In the fast-paced race to build generative AI systems, the tech industry's mantra is that bigger is better, regardless of price.
Now, tech companies are starting to embrace smaller AI technologies that are less powerful but cost much less. And for many customers, that may be a good trade-off.
Microsoft on Tuesday unveiled three small AI models that are part of a family of technologies the company has named Phi-3. According to the company, even the smallest of the three is nearly identical to GPT-3.5, the much larger system that powered OpenAI's ChatGPT chatbot that surprised the world when it was released in late 2022. It is said that the performance was the same.
The smallest model of Phi-3 is small enough to fit on a smartphone, so it can be used without an internet connection. It also runs on the kind of chips found in regular computers, rather than the expensive processors made by Nvidia.
Smaller models require less processing, allowing large technology providers to charge customers less. They hope this will mean more customers can apply AI to places where large-scale, sophisticated models were previously too expensive to use. Microsoft said using the new model will be “significantly cheaper” than using larger models like GPT-4, but did not provide further details.
Smaller systems have lower performance and can be less accurate and sound choppy. But Microsoft and other tech companies believe that customers are willing to sacrifice some performance if it ultimately allows them to buy into AI.
Customers envision many ways to use AI, but for the largest systems, “it's like, 'Yeah, but it might be a little expensive,'” says Microsoft executive Eric Boyd. Almost by definition, smaller models are cheaper to implement, he said.
Boyd said some customers, such as doctors and tax offices, can justify the cost of a larger, more accurate AI system because their time is so valuable. However, many tasks may not require the same level of precision. For example, online advertisers believe that AI can help them better target their ads, but the costs need to come down for the system to be used regularly.
“I want the doctors to make the right decision,” Boyd said. “An online user summarizing his reviews in other situations says that even if there is a slight discrepancy, it's not the end of the world.”
Chatbots are powered by a mathematical system called a large-scale language model (LLM) that spends weeks analyzing digital books, Wikipedia articles, news articles, chat logs, and other texts culled from across the internet.
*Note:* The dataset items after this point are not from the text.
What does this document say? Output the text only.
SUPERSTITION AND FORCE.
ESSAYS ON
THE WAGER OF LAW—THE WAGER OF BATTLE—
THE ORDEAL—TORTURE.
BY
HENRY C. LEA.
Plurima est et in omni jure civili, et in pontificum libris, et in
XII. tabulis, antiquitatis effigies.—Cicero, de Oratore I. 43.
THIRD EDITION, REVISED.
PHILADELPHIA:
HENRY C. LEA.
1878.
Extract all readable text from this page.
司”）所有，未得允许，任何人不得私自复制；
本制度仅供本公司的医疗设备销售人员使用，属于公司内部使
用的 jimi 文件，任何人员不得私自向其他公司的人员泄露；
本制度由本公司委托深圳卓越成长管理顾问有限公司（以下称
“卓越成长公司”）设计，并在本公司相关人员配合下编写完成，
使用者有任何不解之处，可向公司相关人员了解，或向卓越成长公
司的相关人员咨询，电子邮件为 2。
By pinpointing patterns in all texts, they learn to generate texts on their own.
However, LLM stores so much information that it requires significant computing power to retrieve what is needed for each chat. And it's expensive.
While tech giants and startups like OpenAI and Anthropic are focused on improving the largest AI systems, they are also racing to develop smaller models that offer lower prices. For example, Meta and Google have released smaller models in the past year.
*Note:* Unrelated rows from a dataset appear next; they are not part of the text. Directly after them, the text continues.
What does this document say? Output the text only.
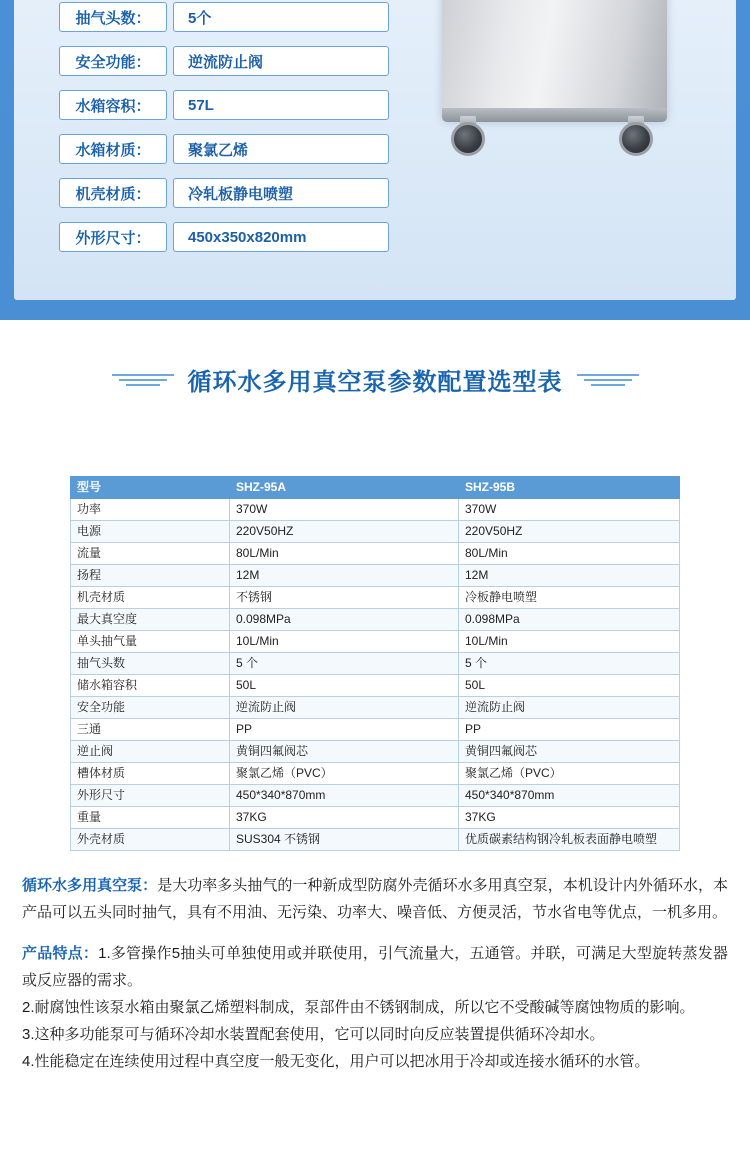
抽气头数：	5个
安全功能：	逆流防止阀
水箱容积：	57L
水箱材质：	聚氯乙烯
机壳材质：	冷轧板静电喷塑
外形尺寸：	450x350x820mm
循环水多用真空泵参数配置选型表
型号	SHZ-95A	SHZ-95B
功率	370W	370W
电源	220V50HZ	220V50HZ
流量	80L/Min	80L/Min
扬程	12M	12M
机壳材质	不锈钢	冷板静电喷塑
最大真空度	0.098MPa	0.098MPa
单头抽气量	10L/Min	10L/Min
抽气头数	5 个	5 个
储水箱容积	50L	50L
安全功能	逆流防止阀	逆流防止阀
三通	PP	PP
逆止阀	黄铜四氟阀芯	黄铜四氟阀芯
槽体材质	聚氯乙烯（PVC）	聚氯乙烯（PVC）
外形尺寸	450*340*870mm	450*340*870mm
重量	37KG	37KG
外壳材质	SUS304 不锈钢	优质碳素结构钢冷轧板表面静电喷塑

循环水多用真空泵：是大功率多头抽气的一种新成型防腐外壳循环水多用真空泵，本机设计内外循环水，本产品可以五头同时抽气，具有不用油、无污染、功率大、噪音低、方便灵活，节水省电等优点，一机多用。

产品特点：1.多管操作5抽头可单独使用或并联使用，引气流量大，五通管。并联，可满足大型旋转蒸发器或反应器的需求。

2.耐腐蚀性该泵水箱由聚氯乙烯塑料制成，泵部件由不锈钢制成，所以它不受酸碱等腐蚀物质的影响。

3.这种多功能泵可与循环冷却水装置配套使用，它可以同时向反应装置提供循环冷却水。

4.性能稳定在连续使用过程中真空度一般无变化，用户可以把冰用于冷却或连接水循环的水管。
Meta and Google have also “open sourced” these models. This means that anyone can use and modify it for free. This is a common way for companies to get outside help improving their software and encourage the larger industry to use their technology. Microsoft is also open sourcing its new Phi-3 model.
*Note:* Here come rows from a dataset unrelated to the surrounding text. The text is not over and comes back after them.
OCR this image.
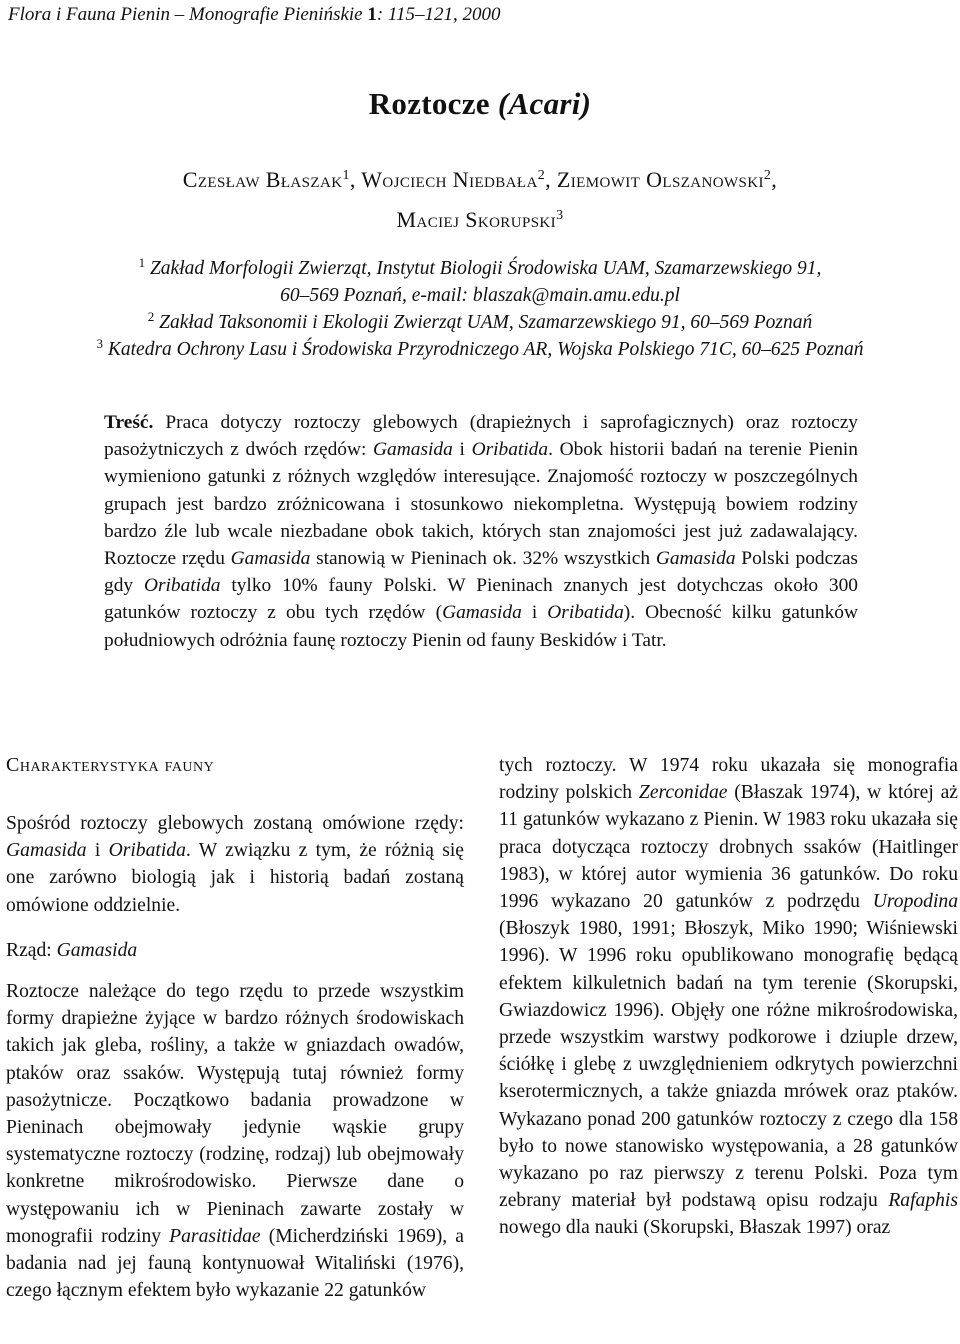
Flora i Fauna Pienin – Monografie Pienińskie 1: 115–121, 2000
Roztocze (Acari)
Czesław Błaszak$^1$, Wojciech Niedbała$^2$, Ziemowit Olszanowski$^2$,
Maciej Skorupski$^3$
$^1$ Zakład Morfologii Zwierząt, Instytut Biologii Środowiska UAM, Szamarzewskiego 91,
60–569 Poznań, e-mail: blaszak@main.amu.edu.pl
$^2$ Zakład Taksonomii i Ekologii Zwierząt UAM, Szamarzewskiego 91, 60–569 Poznań
$^3$ Katedra Ochrony Lasu i Środowiska Przyrodniczego AR, Wojska Polskiego 71C, 60–625 Poznań
Treść. Praca dotyczy roztoczy glebowych (drapieżnych i saprofagicznych) oraz roztoczy pasożytniczych z dwóch rzędów: Gamasida i Oribatida. Obok historii badań na terenie Pienin wymieniono gatunki z różnych względów interesujące. Znajomość roztoczy w poszczególnych grupach jest bardzo zróżnicowana i stosunkowo niekompletna. Występują bowiem rodziny bardzo źle lub wcale niezbadane obok takich, których stan znajomości jest już zadawalający. Roztocze rzędu Gamasida stanowią w Pieninach ok. 32% wszystkich Gamasida Polski podczas gdy Oribatida tylko 10% fauny Polski. W Pieninach znanych jest dotychczas około 300 gatunków roztoczy z obu tych rzędów (Gamasida i Oribatida). Obecność kilku gatunków południowych odróżnia faunę roztoczy Pienin od fauny Beskidów i Tatr.
Charakterystyka fauny

Spośród roztoczy glebowych zostaną omówione rzędy: Gamasida i Oribatida. W związku z tym, że różnią się one zarówno biologią jak i historią badań zostaną omówione oddzielnie.

Rząd: Gamasida

Roztocze należące do tego rzędu to przede wszystkim formy drapieżne żyjące w bardzo różnych środowiskach takich jak gleba, rośliny, a także w gniazdach owadów, ptaków oraz ssaków. Występują tutaj również formy pasożytnicze. Początkowo badania prowadzone w Pieninach obejmowały jedynie wąskie grupy systematyczne roztoczy (rodzinę, rodzaj) lub obejmowały konkretne mikrośrodowisko. Pierwsze dane o występowaniu ich w Pieninach zawarte zostały w monografii rodziny Parasitidae (Micherdziński 1969), a badania nad jej fauną kontynuował Witaliński (1976), czego łącznym efektem było wykazanie 22 gatunków

tych roztoczy. W 1974 roku ukazała się monografia rodziny polskich Zerconidae (Błaszak 1974), w której aż 11 gatunków wykazano z Pienin. W 1983 roku ukazała się praca dotycząca roztoczy drobnych ssaków (Haitlinger 1983), w której autor wymienia 36 gatunków. Do roku 1996 wykazano 20 gatunków z podrzędu Uropodina (Błoszyk 1980, 1991; Błoszyk, Miko 1990; Wiśniewski 1996). W 1996 roku opublikowano monografię będącą efektem kilkuletnich badań na tym terenie (Skorupski, Gwiazdowicz 1996). Objęły one różne mikrośrodowiska, przede wszystkim warstwy podkorowe i dziuple drzew, ściółkę i glebę z uwzględnieniem odkrytych powierzchni kserotermicznych, a także gniazda mrówek oraz ptaków. Wykazano ponad 200 gatunków roztoczy z czego dla 158 było to nowe stanowisko występowania, a 28 gatunków wykazano po raz pierwszy z terenu Polski. Poza tym zebrany materiał był podstawą opisu rodzaju Rafaphis nowego dla nauki (Skorupski, Błaszak 1997) oraz
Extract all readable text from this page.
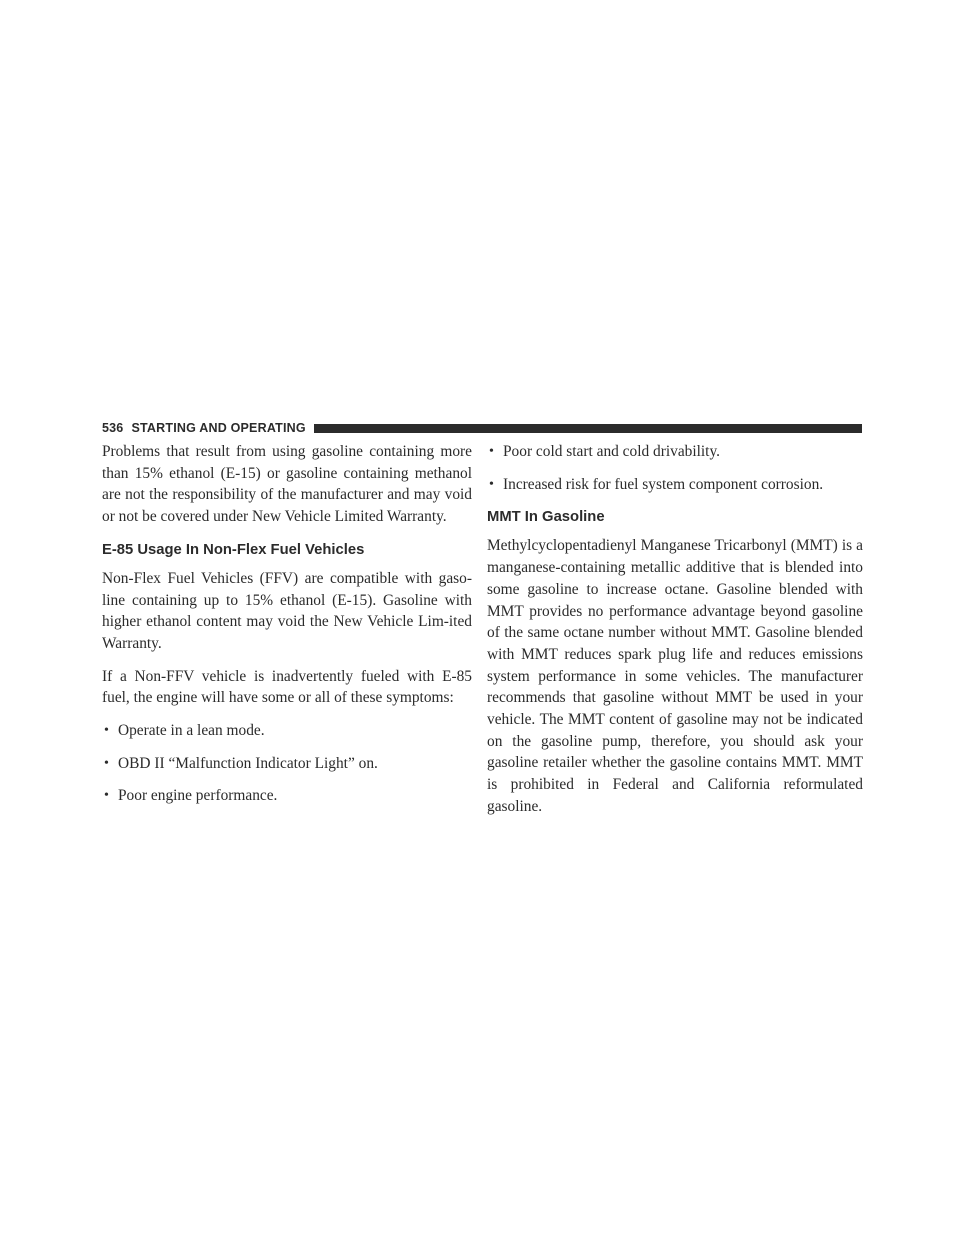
536 STARTING AND OPERATING

Problems that result from using gasoline containing more than 15% ethanol (E-15) or gasoline containing methanol are not the responsibility of the manufacturer and may void or not be covered under New Vehicle Limited Warranty.

E-85 Usage In Non-Flex Fuel Vehicles

Non-Flex Fuel Vehicles (FFV) are compatible with gaso-line containing up to 15% ethanol (E-15). Gasoline with higher ethanol content may void the New Vehicle Lim-ited Warranty.

If a Non-FFV vehicle is inadvertently fueled with E-85 fuel, the engine will have some or all of these symptoms:

• Operate in a lean mode.
• OBD II “Malfunction Indicator Light” on.
• Poor engine performance.
• Poor cold start and cold drivability.
• Increased risk for fuel system component corrosion.
MMT In Gasoline

Methylcyclopentadienyl Manganese Tricarbonyl (MMT) is a manganese-containing metallic additive that is blended into some gasoline to increase octane. Gasoline blended with MMT provides no performance advantage beyond gasoline of the same octane number without MMT. Gasoline blended with MMT reduces spark plug life and reduces emissions system performance in some vehicles. The manufacturer recommends that gasoline without MMT be used in your vehicle. The MMT content of gasoline may not be indicated on the gasoline pump, therefore, you should ask your gasoline retailer whether the gasoline contains MMT. MMT is prohibited in Federal and California reformulated gasoline.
(The New York Times sued OpenAI and Microsoft in December for copyright infringement of news content related to AI systems.)
After OpenAI released ChatGPT, the company's CEO Sam Altman said that the cost of each chat is:single digit centThis is a huge expense considering that popular web services like Wikipedia are offered for a fraction of a penny.
Now, researchers say their smaller model can at least approach the performance of leading chatbots such as ChatGPT and Google Gemini. Essentially, the system can still analyze large amounts of data, but the patterns it identifies are stored in smaller packages that can be delivered with less processing power.
Building these models is a trade-off between power and size. Sébastien Bubeck, a researcher and vice president at Microsoft, said the company built new, smaller models by refining the injected data and worked to ensure the models learned from high-quality text.
Some of this text was generated by the AI itself. This is known as “synthetic data”. Human curators then worked to separate the clearest text from the rest.
Microsoft has built three different small models: Phi-3-mini, Phi-3-small, and Phi-3-medium. The Phi-3-mini, which goes on sale Tuesday, is the smallest (and cheapest), but not the most powerful. Phi-3 Medium, not yet available, is the most powerful, but also the largest and most expensive.
Gil Luria, an analyst at investment bank DA Davidson, said that if the system were made small enough to connect directly to a phone or computer, it would be “much faster and orders of magnitude cheaper.”